Aumenta il divario tra i "quattro grandi" del cloud ed i restanti provider. E' quanto emerge dall'analisi degli ultimi risultati finanziari

Le attenzioni degli investitori sono rivolte in queste settimane ai bilanci presentati dalle principali compagnie operanti nel settore dei servizi e delle infrastrutture cloud: AWS, Microsoft, Google ed IBM o in alternativa i “Big Four”.

Le percentuali di crescita, rispetto al secondo trimestre (Q2) del 2014, hanno toccato valori compresi tra il 60% e il 90% mettendo sostanzialmente in evidenza due trend: il ritmo di marcia sostenuto di AWS e dei suoi inseguitori; le difficoltà riscontrate dagli altri provider presenti sul mercato che vedono aumentare la distanza dai “Big Four”.

Mercato cloud tabella  comparativa Q2

Come mostra il grafico realizzato da Synergy Research Group, tra il 2013 ed il 2015 la somma delle rendite finanziare (Q2) dei “Big Four” ha prima avvicinato ed infine superato quella di tutte le restanti aziende del settore.

“Il mercato dei servizi e delle infrastrutture cloud si sta chiaramente suddividendo in due parti con un crescente divario tra i primi quattro provider ed il resto della concorrenza. Realizzare un’infrastruttura datacenter scalabile ed a livello globale, gestire il marketing e le operazioni di supporto è semplicemente al di là della portata di molti ad eccezione di un ristretto numero di player. E la situazione non è destinata a cambiare” ha commento John Dinsdale (capo analista e direttore del settore ricerche presso Synergy Reasearch Group) che ha indicato nella specializzazione in determinate nicchie di mercato (es: DigitalOcean) la strategia ideale per chi si trova dall’ “altra parte della barricata”.

AWS “cloud leader”, almeno sul medio termine

Per quanto riguarda invece AWS, è probabile che la prima posizione della classifica resti, almeno sul medio termine, nelle mani di Jeff Bezos e soci: come abbiamo visto in precedenti articoli, il vantaggio accumulato da Amazon nel settore deriva non solo dall’esser stato uno dei “pionieri” del cloud (la beta di Elastic Compute Cloud o EC2 risale all’Agosto del 2006) ma anche dal poter contare sulle entrate provenienti da canali (e-commerce) non a disposizione degli altri big competitor.

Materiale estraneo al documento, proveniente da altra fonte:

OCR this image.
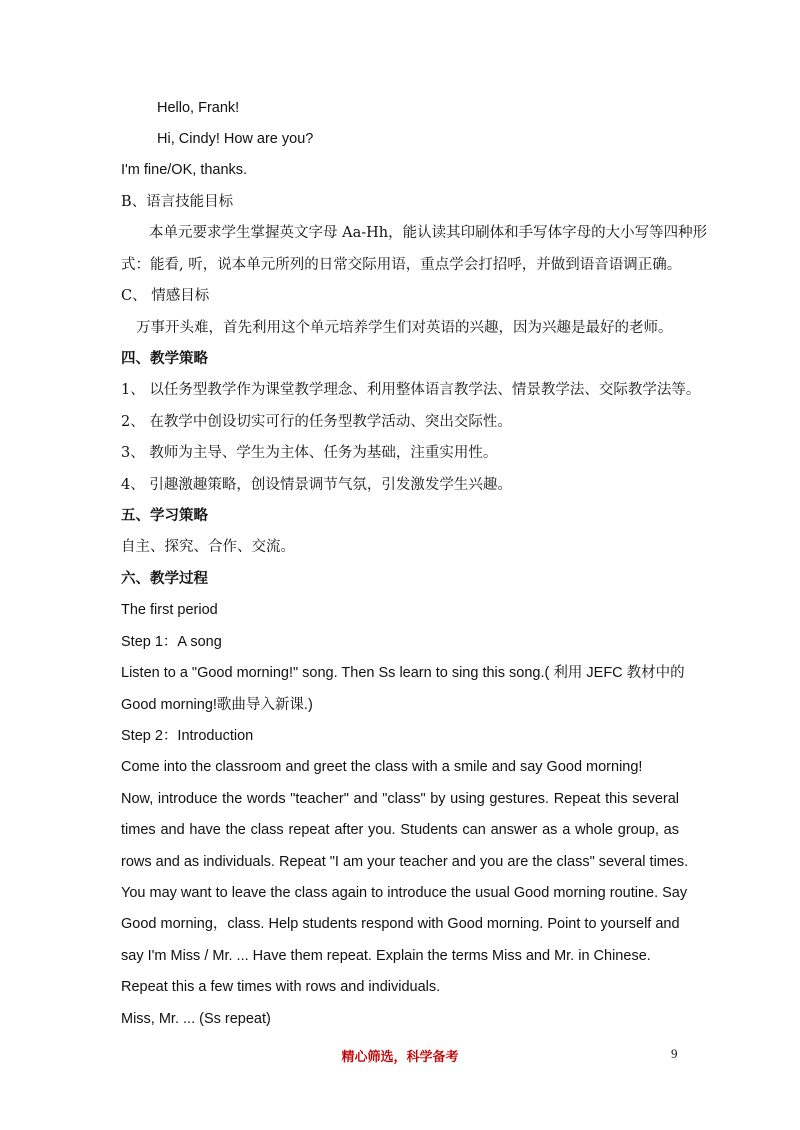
Hello, Frank!
Hi, Cindy! How are you?
I'm fine/OK, thanks.
B、语言技能目标
本单元要求学生掌握英文字母 Aa-Hh，能认读其印刷体和手写体字母的大小写等四种形
式：能看, 听，说本单元所列的日常交际用语，重点学会打招呼，并做到语音语调正确。
C、 情感目标
万事开头难，首先利用这个单元培养学生们对英语的兴趣，因为兴趣是最好的老师。
四、教学策略
1、 以任务型教学作为课堂教学理念、利用整体语言教学法、情景教学法、交际教学法等。
2、 在教学中创设切实可行的任务型教学活动、突出交际性。
3、 教师为主导、学生为主体、任务为基础，注重实用性。
4、 引趣激趣策略，创设情景调节气氛，引发激发学生兴趣。
五、学习策略
自主、探究、合作、交流。
六、教学过程
The first period
Step 1：A song
Listen to a "Good morning!" song. Then Ss learn to sing this song.( 利用 JEFC 教材中的
Good morning!歌曲导入新课.)
Step 2：Introduction
Come into the classroom and greet the class with a smile and say Good morning!
Now, introduce the words "teacher" and "class" by using gestures. Repeat this several
times and have the class repeat after you. Students can answer as a whole group, as
rows and as individuals. Repeat "I am your teacher and you are the class" several times.
You may want to leave the class again to introduce the usual Good morning routine. Say
Good morning，class. Help students respond with Good morning. Point to yourself and
say I'm Miss / Mr. ... Have them repeat. Explain the terms Miss and Mr. in Chinese.
Repeat this a few times with rows and individuals.
Miss, Mr. ... (Ss repeat)
精心筛选，科学备考	9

Solo Alibaba, leader dell’e-commerce asiatico, potrebbe impensierire in un prossimo futuro Amazon  ma al momento la compagnia cinese è ancora agli inizi della propria fase di espansione a livello globale  (es: data center Aliyun in apertura nella Silicon Valley) e deve affrontare diversi ostacoli – a partire della delicata situazione geopolitica.